Kartierungen der Ränder des nordamerikanischen Kontinents mit moderner Sonar-Technik offenbaren reich gegliederte Landschaften am Grund des Meeres.

Wie tief ist das Mittelmeer? Dieser Frage gingen der grie- chische Philosoph Poseidonios (135 bis 51 vor Christus) und seine Mannschaft im Jahre 85 vor Christus im Wortsinne auf den Grund, indem sie ein beinahe zwei Kilometer langes Tau in die Tiefe abließen, an dem ein großer Stein befestigt war.
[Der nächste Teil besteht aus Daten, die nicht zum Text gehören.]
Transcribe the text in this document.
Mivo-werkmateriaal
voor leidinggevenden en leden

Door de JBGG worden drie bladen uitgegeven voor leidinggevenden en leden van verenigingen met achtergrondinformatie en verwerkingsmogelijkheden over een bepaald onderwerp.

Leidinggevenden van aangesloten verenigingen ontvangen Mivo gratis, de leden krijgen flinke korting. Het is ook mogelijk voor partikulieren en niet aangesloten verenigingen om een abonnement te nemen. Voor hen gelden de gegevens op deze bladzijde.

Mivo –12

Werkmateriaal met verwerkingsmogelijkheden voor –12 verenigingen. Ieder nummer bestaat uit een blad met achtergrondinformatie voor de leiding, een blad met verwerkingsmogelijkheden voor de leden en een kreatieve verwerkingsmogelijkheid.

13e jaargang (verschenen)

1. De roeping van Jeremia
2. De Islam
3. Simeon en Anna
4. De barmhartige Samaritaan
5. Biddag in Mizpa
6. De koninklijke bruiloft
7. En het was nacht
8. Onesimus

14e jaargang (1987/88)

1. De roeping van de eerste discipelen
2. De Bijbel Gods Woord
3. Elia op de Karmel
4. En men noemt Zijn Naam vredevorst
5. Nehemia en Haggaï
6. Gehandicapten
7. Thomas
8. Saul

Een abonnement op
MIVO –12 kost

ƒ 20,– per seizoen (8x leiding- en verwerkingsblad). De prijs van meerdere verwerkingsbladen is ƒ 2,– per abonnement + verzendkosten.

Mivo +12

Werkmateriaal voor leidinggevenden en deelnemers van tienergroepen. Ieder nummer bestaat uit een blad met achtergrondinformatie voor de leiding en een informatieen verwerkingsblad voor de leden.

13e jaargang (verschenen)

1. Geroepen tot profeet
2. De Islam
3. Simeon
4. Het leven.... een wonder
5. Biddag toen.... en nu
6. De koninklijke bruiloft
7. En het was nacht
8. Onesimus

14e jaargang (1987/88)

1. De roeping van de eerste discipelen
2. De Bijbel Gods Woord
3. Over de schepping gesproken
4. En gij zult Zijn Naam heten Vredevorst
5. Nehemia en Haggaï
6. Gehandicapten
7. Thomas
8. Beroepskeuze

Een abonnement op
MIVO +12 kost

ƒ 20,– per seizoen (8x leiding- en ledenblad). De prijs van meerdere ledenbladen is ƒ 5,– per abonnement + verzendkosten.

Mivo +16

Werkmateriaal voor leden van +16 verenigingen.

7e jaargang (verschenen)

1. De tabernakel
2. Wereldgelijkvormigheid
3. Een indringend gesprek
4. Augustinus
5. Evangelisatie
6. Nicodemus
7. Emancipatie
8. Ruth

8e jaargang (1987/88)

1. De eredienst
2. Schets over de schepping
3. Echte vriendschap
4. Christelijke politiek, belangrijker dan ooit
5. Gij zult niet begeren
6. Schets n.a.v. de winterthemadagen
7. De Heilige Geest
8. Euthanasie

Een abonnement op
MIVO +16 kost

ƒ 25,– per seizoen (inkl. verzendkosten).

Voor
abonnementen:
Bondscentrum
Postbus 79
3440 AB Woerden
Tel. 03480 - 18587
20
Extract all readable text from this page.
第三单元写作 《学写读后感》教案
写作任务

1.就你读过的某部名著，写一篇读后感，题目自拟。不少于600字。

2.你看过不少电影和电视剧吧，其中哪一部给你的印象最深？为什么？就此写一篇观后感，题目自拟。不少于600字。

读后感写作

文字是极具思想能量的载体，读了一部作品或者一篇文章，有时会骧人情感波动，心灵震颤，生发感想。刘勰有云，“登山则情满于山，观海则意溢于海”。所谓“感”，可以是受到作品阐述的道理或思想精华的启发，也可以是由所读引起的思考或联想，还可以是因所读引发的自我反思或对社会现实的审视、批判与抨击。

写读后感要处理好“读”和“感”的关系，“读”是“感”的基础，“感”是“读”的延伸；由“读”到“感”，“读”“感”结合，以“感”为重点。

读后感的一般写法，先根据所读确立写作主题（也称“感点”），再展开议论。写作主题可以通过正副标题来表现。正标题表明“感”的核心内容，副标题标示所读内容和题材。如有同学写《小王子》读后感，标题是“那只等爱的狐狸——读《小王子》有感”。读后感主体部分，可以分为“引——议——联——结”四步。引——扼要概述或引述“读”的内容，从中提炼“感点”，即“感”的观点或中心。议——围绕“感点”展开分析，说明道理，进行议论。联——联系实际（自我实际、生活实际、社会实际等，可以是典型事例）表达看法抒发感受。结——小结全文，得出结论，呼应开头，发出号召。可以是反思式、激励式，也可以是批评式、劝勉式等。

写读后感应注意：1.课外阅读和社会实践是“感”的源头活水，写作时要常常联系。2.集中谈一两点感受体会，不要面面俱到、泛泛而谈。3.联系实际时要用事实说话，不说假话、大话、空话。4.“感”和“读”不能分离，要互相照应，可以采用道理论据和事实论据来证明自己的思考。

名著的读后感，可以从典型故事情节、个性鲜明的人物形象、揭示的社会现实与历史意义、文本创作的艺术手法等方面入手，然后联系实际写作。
Zweitausend Jahre lang war solch mühseliges Ausloten in der Ozeanographie üblich. Erst in den 20er Jahren unseres Jahrhunderts boten Echolote eine Alternative – Instrumente, die Schallwellen zum Meeresgrund senden und das dort reflektierte Signal empfangen; aus der verstrichenen Zeit und der bekannten Schallgeschwindigkeit läßt sich der Abstand zwischen Gerät und Grund berechnen.

Bald gewann man so einen besseren Eindruck von der Bodengestalt der Ozeanbecken. Wie sich zeigte, wäre Poseidonios Lot im Mittel nicht schlecht geeignet gewesen, denn das europäische Mittelmeer ist durchschnittlich 1450 Meter tief, doch in einigen Regionen hätten die antiken Ozeanographen ein mehr als vier Kilometer, westlich des Peloponnes sogar ein 5121 Meter langes Seil benötigt – und entsprechend mehr Kraft, um es wieder an Bord zu hieven.

In den vergangenen Jahrzehnten haben Ingenieure immer raffiniertere akustische Meßgeräte konstruiert, um die Kartierung dieses bisher verborgenen Teils der Meere voranzubringen, sei es im Rahmen nationaler Verteidigungsprogramme, aus wirtschaftlichen Gründen oder wissenschaftlicher Neugier (siehe Kasten auf den Seiten 78/79).

Die Anrainerstaaten der Weltmeere haben, beginnend mit den USA 1981, Wasser und Meeresboden in einer 200-Meilen-Zone entlang ihrer Küsten zu Wirtschaftszonen erklärt. Um den Wert dieser Gebietserweiterung genauer einzuschätzen, vermißt die amerikanische Behörde für Ozean und Atmosphäre (NOAA) seit 1983 ausgewählte Bereiche und hat bis 1993 mehr als 200000 Quadratkilometer Meeresboden vor der Atlantik- und Pazifikküste und am Golf von Mexiko erfaßt. Im gleichen Zeitraum finanzierte auch die amerikanische Wissenschaftsstiftung (NSF) zwei kleinere Kampagnen an den Küsten von New Jersey und dem westlichen Florida. Alle beteiligten Schiffe benutzten moderne Fächer-Echolote, um die Topographie des Ozeanbodens weiträumig zu vermessen (siehe Kasten auf dieser Seite).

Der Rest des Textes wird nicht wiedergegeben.